Он закрыл глаза, слабость заливала тело, в голове стоял туман, и он понял, что конец его близок. Как дикий зверь, он заполз в чащу умирать. В полусознании, в бреду он возвращался мыслью к дням своей юности на Ниихау. Жизнь угасала, все тише стучал по листьям дождь, а ему казалось, что он снова объезжает диких лошадей и строптивый двухлеток пляшет под ним и встает на дыбы; а вот он бешено мчится по корралю, и подручные конюхи разбегаются в стороны и перемахивают через загородку. Минуту спустя, совсем не удивившись этой внезапной перемене, он гнался за дикими быками по горным пастбищам, и, набросив на них лассо, вел их вниз, в долину.

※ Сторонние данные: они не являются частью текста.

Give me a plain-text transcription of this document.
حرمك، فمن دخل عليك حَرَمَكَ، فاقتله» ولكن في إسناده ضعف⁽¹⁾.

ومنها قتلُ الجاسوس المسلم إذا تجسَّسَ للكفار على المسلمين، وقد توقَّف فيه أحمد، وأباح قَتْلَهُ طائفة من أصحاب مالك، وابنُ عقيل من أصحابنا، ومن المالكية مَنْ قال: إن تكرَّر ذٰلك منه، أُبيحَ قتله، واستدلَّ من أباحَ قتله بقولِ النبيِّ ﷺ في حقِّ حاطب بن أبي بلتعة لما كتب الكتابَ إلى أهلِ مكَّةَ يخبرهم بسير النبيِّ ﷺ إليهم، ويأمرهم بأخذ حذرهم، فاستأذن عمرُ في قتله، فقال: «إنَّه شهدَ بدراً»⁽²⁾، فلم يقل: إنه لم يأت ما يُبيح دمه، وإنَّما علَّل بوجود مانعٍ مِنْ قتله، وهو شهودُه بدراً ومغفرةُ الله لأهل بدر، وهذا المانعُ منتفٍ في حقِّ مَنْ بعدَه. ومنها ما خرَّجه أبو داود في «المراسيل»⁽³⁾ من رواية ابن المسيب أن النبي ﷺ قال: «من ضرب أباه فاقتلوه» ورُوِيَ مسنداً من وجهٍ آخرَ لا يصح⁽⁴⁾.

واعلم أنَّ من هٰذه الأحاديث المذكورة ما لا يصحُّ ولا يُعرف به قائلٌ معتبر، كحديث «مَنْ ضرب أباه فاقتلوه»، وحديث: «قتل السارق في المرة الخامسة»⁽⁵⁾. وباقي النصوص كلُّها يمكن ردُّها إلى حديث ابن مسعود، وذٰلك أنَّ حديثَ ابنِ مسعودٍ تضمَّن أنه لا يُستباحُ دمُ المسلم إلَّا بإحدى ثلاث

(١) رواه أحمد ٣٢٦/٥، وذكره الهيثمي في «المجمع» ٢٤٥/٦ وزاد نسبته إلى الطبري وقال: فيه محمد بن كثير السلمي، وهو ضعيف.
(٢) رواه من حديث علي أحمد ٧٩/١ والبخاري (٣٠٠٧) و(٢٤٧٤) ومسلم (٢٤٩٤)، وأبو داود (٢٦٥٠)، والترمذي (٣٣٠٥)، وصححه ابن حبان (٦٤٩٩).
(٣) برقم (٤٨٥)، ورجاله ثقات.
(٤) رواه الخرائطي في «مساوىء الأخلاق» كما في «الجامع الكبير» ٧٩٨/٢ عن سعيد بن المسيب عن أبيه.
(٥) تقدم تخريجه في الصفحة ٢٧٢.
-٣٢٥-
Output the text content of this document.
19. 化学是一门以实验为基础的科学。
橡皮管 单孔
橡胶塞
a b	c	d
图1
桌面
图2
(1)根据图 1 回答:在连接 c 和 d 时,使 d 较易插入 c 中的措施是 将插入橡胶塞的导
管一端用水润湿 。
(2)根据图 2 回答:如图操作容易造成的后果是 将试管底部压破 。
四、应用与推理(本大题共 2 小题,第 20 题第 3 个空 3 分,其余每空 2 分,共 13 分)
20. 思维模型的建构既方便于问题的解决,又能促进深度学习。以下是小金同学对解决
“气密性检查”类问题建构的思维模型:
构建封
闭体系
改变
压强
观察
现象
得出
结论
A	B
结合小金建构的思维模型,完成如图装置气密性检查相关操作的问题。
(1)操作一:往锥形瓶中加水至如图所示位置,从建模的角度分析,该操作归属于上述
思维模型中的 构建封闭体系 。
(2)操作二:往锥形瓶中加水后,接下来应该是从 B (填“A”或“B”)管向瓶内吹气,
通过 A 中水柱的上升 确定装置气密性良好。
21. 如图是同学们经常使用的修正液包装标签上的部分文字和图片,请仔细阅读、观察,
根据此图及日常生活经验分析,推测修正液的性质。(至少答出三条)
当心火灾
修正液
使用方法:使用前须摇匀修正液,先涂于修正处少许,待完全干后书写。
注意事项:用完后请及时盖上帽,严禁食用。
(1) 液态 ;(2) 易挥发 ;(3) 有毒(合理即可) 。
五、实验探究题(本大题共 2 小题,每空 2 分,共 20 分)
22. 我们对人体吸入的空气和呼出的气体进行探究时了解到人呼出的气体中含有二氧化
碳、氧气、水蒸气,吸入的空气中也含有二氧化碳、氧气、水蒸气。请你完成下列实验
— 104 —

А загоне, где клеймили скот, от пота и пыли ело глаза и щипало в носу.
Вся его здоровая, вольная молодость грезилась ему, пока острая боль наступающего конца не вернула его к действительности. Он поднял свои обезображенные руки и в изумлении посмотрел на них. Почему? Как? Как мог он, молодой, свободный, превратиться вот в это? Потом он вспомнил все и на мгновение снова стал Кулау-прокаженным. Веки его устало опустились, шум дождя затих. Томительная дрожь прошла по телу. Потом и это кончилось. Он приподнял голову, но сейчас же снова уронил ее на траву. Глаза его открылись и уже не закрывались больше. Последняя мысль его была о винтовке, и, обхватив ее беспалыми руками, он крепко прижал ее к груди.
Под палубным тентом
— Может ли мужчина — я имею в виду джентльмена — назвать женщину свиньей?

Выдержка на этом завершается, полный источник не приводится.